A pesar de que el libro venía de Europa, de que yo lo había agradecido vehementemente y que sinceramente me había entusiasmado con la idea de poseer un libro nuevo, diferente a los libros viejísimos que solía leer entonces, al retirarme a mi piecita de jugar, habiéndolo hojeado con fruición, verifiqué que las únicas letras que el libro traía eran las de la tapa, “PETS”, decía en la tapa, y ya sabemos que esto viene a designar mascotas, perritos, gatitos, tucanes, monitos. Muchos niños, incluyendo a Huck Finn, tienen en su casa un perro. Yo no, y la belleza de los animalitos representados en el libro que me regaló Anita resultaba, a mi gusto de salvaje, un poco ingenua y poco digna de crédito. Desprovisto como estaba de un legítimo espíritu británico, viviendo en un departamento a la vuelta de la iglesia anglicana donde asistía al parvulario, un libro que no tenía letras ni notas y sólo se constituía con páginas destinadas a representar mascotas, era una de las cosas menos trascendentes que hubiera esperado que existieran en el mundo. Quizás haya sido algunos días después que mi papá me preguntó por el libro de Anita. “No tiene letras”, le contesté. “No lo hubieras entendido”, dijo él. Punto de nuevo para mi padre. No leo en inglés más que el nombre de Cirilo Tucker, el que hizo la iglesia de acá a la vuelta, para gloria de Dios.

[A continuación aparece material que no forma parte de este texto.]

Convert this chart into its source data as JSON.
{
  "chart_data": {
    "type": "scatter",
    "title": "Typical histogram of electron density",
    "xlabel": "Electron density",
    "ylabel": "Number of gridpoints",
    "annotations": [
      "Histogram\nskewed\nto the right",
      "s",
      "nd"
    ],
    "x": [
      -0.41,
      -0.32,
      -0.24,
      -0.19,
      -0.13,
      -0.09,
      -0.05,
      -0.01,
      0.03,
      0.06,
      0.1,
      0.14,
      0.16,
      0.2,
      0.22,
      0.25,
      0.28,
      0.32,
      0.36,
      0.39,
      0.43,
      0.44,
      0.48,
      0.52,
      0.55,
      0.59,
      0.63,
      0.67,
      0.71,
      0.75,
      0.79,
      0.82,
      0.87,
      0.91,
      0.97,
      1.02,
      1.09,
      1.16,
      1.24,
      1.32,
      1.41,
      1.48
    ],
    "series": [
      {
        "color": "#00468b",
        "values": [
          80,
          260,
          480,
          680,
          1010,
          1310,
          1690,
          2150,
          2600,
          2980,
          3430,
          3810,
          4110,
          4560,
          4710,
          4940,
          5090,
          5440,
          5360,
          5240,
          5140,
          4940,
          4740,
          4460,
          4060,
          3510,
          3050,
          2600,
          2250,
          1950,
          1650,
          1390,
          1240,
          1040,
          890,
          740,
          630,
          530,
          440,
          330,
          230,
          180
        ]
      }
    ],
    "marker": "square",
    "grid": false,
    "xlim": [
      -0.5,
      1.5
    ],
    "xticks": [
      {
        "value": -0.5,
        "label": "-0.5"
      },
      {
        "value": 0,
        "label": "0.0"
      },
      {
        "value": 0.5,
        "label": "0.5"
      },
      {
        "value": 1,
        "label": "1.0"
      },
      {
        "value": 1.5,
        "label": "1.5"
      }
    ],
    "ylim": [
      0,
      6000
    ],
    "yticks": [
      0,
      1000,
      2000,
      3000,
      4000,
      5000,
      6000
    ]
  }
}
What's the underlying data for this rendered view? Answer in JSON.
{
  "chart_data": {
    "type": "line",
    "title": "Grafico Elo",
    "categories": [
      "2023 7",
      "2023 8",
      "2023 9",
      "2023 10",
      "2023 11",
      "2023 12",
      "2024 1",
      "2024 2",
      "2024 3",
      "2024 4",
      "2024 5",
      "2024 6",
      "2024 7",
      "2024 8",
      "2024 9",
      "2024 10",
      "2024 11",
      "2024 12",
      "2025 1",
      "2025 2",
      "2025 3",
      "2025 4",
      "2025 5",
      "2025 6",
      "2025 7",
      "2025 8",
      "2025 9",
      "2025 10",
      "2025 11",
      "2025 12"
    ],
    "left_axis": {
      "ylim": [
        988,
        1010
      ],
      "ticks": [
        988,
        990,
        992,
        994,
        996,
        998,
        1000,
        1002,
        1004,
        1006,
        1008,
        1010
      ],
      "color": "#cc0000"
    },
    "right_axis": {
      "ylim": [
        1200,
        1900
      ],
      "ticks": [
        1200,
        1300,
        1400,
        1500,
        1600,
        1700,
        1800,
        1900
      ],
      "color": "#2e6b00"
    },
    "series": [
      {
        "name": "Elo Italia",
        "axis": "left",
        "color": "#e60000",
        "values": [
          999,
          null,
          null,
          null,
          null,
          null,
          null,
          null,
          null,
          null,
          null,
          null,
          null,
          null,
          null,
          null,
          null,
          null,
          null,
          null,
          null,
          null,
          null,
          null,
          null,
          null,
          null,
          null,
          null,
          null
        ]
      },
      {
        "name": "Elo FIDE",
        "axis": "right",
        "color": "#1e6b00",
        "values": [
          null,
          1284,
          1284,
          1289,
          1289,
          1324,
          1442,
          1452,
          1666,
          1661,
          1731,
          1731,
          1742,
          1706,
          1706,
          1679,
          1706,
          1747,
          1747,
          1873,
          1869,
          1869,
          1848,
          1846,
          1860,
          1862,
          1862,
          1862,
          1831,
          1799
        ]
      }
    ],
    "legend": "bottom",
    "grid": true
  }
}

Pero para mi decepción, Pamela se había ya quedado en su nueva casa en Londres. Anita y Percy habían viajado para ultimar detalles y los niños, especialmente Pamela que era lo que a mí me interesaba, habían quedado allá, en Europa. Esto era realmente una novedad, no sólo había cosas interesantes en Europa que de vez en cuando llegaban hasta aquí, también lo que me gustaba, me interesaba, me encantaba aquí, podía atravesar la criba y aparecer como parte y todo de las maravillas del viejo mundo. Pensé entonces que tal vez un día podría irme a vivir a Londres y hablar todo el día en inglés, no sólo en el parvulario, y casarme con Pamela y jugar ambos con el monkey mono, sin peleas, porque otra vez, en la víspera del viaje, Anita había venido con Pamela, así tan rubia y bella como era siempre, y primero fue mi mamá la que me mojó el cabello para peinarme, y con el peine me tiró del pelo un largo rato, me hizo la raya unas veinte veces y cuando se cansó me estiró los pantalones, me subió las medias y me abrochó varias veces los mismos zapatos, pero para cuando Pamela y Anita llegaron yo ya estaba de nuevo con mi monkey mono, el mismo que el tío Dionisio me había traído de Europa, y sin embargo, aún con esta ocupación entre manos, escuché cuando sonó el timbre, y justo llegué a acercarme para saludar cuando mi madre no había aún terminado de abrir la puerta y con la entera mirada yo sé que Pamela me vio con el interés de siempre, pero lo que la terminó de sacar de quicio fue ver que el mono atravesaba el vano de la puerta de la cocina pedaleando a toda velocidad, siguiéndome, y entonces sin poder contenerse, con una felicidad rabiosa que yo no sé si he vuelto a ver, con verdadera pasión y a los gritos dijo “hey mom! Look the monkey!” ¿Cuál fue el mecanismo que en mi alma de niño se desato, qué resorte se disparó, que insensatez se desparramó? “It’s a mono, dear” dije severamente “that’s a monkey”, repuso ella, adelantándose un paso hacia nosotros. Mono-monkey-mono, intercambiamos apasionadamente y ya tocándonos los cuerpos. Quizás porque durante la epidemia de polio estaba rigurosamente prohibido es que nos revolcamos por el piso gritando “it s a monkey-mono-mon kimono”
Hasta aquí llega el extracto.